Lack of data entry and lack of upper management driving CRM use are the primary reasons for CRM ineffectiveness, but they are not the only ones. The SMPS research found that a difficult learning curve as well as the lack of an integration with accounting/project databases were prevalent in about 25% of firms.

And slightly more than 21% of survey participants noted that a higher level of automation was necessary for them to successfully implement CRM.

Only 15% of survey participants identified a lack of seat licenses as a barrier. Just a few years ago, it seemed like this was more of an issue with AEC firms.

The Future of AEC Marketing Relies on CRM

So AEC friends, where do we go from here? Marketing is evolving, increasingly relying on data to be collected and centralized in CRM databases. And yet CRM is not being prioritized by too many firms, creating a major barrier to marketing success.

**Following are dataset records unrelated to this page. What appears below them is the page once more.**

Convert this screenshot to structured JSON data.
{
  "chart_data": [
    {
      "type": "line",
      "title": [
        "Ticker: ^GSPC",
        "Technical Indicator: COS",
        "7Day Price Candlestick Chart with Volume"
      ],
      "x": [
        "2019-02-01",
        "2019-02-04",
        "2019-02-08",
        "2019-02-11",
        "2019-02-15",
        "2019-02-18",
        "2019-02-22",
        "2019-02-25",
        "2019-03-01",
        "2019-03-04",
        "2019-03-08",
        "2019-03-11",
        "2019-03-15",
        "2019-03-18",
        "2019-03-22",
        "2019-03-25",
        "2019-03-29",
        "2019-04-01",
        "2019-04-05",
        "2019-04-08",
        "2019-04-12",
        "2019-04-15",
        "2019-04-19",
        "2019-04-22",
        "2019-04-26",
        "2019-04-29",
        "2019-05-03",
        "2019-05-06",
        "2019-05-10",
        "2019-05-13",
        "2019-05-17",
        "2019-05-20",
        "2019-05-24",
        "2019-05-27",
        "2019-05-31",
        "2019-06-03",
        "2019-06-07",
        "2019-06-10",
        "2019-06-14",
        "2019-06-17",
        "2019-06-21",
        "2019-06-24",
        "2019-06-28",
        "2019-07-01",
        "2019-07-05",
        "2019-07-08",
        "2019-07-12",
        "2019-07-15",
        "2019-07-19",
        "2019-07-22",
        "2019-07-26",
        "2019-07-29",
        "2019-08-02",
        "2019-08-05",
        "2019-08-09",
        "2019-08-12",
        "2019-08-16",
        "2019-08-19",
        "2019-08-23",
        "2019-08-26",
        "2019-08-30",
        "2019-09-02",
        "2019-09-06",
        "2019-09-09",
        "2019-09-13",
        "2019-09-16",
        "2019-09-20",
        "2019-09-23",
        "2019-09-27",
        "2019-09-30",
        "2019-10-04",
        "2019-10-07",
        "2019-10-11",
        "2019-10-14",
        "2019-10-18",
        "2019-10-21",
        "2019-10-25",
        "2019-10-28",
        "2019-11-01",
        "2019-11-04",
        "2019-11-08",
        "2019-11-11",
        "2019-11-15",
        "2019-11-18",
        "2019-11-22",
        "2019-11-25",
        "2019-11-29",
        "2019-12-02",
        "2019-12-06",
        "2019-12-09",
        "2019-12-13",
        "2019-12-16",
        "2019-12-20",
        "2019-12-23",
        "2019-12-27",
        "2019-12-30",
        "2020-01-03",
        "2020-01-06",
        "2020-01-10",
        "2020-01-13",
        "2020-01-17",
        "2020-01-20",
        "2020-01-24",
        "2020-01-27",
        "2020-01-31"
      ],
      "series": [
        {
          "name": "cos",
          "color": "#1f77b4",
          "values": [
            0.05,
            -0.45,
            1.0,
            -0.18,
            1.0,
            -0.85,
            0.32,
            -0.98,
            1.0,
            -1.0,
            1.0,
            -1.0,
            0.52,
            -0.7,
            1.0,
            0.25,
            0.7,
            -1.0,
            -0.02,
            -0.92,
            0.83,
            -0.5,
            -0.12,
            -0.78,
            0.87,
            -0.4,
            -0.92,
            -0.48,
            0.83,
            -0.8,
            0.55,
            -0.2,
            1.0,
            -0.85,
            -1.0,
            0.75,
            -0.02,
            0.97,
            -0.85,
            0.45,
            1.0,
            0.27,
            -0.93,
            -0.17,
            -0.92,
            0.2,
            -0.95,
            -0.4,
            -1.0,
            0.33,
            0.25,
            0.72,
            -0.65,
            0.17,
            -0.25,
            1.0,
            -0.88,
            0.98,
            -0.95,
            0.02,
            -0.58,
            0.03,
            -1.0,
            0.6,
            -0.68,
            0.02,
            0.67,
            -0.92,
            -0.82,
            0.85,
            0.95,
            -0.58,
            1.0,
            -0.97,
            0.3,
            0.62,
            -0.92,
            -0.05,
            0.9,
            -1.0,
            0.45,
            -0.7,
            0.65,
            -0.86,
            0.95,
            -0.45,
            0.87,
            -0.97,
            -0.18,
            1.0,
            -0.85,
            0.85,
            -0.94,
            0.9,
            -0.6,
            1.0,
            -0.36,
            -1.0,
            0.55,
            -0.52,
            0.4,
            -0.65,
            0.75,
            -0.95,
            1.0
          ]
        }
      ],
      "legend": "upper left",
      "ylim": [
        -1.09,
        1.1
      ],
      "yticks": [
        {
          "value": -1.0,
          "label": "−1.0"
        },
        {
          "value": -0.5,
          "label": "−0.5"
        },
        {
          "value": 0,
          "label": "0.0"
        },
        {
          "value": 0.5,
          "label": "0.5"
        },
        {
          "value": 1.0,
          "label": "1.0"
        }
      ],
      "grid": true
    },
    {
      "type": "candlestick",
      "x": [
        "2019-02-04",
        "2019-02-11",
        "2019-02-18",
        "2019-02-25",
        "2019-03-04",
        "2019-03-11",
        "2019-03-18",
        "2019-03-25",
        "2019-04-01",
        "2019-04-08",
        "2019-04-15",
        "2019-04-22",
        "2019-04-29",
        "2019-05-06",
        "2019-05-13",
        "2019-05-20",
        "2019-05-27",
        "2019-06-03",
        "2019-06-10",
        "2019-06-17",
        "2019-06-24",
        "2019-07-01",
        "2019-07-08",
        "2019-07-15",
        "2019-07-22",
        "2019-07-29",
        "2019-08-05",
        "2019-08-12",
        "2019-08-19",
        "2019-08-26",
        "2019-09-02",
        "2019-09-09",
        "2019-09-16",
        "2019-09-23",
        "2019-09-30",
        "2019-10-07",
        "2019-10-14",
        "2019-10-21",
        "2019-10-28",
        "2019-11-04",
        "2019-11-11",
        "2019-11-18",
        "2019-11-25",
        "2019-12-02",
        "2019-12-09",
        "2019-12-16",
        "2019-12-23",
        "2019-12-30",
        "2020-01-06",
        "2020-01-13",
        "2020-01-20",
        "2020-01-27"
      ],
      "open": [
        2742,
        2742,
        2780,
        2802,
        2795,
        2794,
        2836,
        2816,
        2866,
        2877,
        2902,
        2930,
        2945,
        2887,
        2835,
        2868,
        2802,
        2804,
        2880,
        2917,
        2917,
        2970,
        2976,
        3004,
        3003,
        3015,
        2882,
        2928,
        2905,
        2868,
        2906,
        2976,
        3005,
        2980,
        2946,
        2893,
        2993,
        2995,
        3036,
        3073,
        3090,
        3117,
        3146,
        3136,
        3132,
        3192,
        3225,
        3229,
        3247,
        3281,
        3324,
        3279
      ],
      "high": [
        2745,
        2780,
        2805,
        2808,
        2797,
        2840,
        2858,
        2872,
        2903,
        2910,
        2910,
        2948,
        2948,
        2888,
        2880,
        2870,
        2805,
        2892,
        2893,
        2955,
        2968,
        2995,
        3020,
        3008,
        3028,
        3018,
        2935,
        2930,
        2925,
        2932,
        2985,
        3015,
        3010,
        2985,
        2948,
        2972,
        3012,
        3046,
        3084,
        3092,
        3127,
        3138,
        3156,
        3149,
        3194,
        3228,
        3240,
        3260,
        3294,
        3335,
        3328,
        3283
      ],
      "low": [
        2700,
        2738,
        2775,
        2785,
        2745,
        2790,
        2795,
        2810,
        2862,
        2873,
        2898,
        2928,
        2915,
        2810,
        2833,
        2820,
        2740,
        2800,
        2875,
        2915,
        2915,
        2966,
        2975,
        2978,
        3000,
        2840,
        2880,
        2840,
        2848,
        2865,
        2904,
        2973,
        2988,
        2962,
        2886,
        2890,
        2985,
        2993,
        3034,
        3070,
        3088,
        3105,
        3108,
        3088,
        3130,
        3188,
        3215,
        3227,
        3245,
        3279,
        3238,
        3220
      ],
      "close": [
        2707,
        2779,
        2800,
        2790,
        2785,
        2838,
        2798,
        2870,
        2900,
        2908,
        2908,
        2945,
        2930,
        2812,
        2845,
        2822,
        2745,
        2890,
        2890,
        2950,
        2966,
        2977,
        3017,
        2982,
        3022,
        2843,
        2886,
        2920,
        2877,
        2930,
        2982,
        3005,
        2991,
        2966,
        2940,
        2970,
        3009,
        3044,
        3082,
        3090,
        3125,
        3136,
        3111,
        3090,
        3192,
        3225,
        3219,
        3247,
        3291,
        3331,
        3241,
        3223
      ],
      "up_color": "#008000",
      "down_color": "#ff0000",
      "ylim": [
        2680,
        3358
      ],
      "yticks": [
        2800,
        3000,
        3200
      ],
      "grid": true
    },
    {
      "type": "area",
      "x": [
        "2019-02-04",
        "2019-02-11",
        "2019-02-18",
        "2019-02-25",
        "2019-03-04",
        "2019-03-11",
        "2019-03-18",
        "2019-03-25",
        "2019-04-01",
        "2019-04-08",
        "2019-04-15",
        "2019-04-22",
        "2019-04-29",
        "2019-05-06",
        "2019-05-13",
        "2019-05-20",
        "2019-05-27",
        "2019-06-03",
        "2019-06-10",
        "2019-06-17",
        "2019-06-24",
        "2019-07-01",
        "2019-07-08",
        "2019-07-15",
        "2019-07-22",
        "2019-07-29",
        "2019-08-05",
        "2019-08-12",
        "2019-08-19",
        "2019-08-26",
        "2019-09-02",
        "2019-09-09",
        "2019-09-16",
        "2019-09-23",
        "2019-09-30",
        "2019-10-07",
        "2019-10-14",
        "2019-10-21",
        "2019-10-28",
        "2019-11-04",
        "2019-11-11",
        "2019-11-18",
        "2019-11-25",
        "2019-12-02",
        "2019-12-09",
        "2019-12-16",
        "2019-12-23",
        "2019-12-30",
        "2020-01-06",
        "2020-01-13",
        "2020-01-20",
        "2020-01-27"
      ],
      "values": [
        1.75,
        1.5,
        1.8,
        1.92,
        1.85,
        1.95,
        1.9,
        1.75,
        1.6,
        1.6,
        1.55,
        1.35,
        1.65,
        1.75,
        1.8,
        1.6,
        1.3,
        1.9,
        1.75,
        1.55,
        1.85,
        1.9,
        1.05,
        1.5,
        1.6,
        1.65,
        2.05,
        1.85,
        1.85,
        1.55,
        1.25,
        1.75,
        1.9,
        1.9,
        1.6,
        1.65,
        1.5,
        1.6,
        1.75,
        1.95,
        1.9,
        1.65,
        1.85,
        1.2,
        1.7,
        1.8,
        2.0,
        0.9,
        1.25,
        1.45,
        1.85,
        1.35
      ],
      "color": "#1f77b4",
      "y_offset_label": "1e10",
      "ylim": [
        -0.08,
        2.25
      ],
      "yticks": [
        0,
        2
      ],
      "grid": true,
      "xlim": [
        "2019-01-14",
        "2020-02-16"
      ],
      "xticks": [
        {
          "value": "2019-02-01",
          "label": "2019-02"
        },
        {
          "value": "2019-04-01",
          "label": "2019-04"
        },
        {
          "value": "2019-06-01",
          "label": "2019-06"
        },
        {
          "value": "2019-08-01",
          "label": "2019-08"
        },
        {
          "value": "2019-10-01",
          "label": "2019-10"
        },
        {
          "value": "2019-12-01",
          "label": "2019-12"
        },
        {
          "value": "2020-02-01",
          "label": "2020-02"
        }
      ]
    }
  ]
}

Consider this a call to action. If AEC firms are really going to embrace 21st century sales and marketing tactics, we’re at Condition Critical when it comes to Customer Relationship Management. It’s one thing to have the technology and software. But until firm leadership makes data collection a priority – cultural from top to bottom of the organization – their firms will increasingly fall behind the competitors who have seen the value of robust CRM and are gaining a competitive edge with each passing day.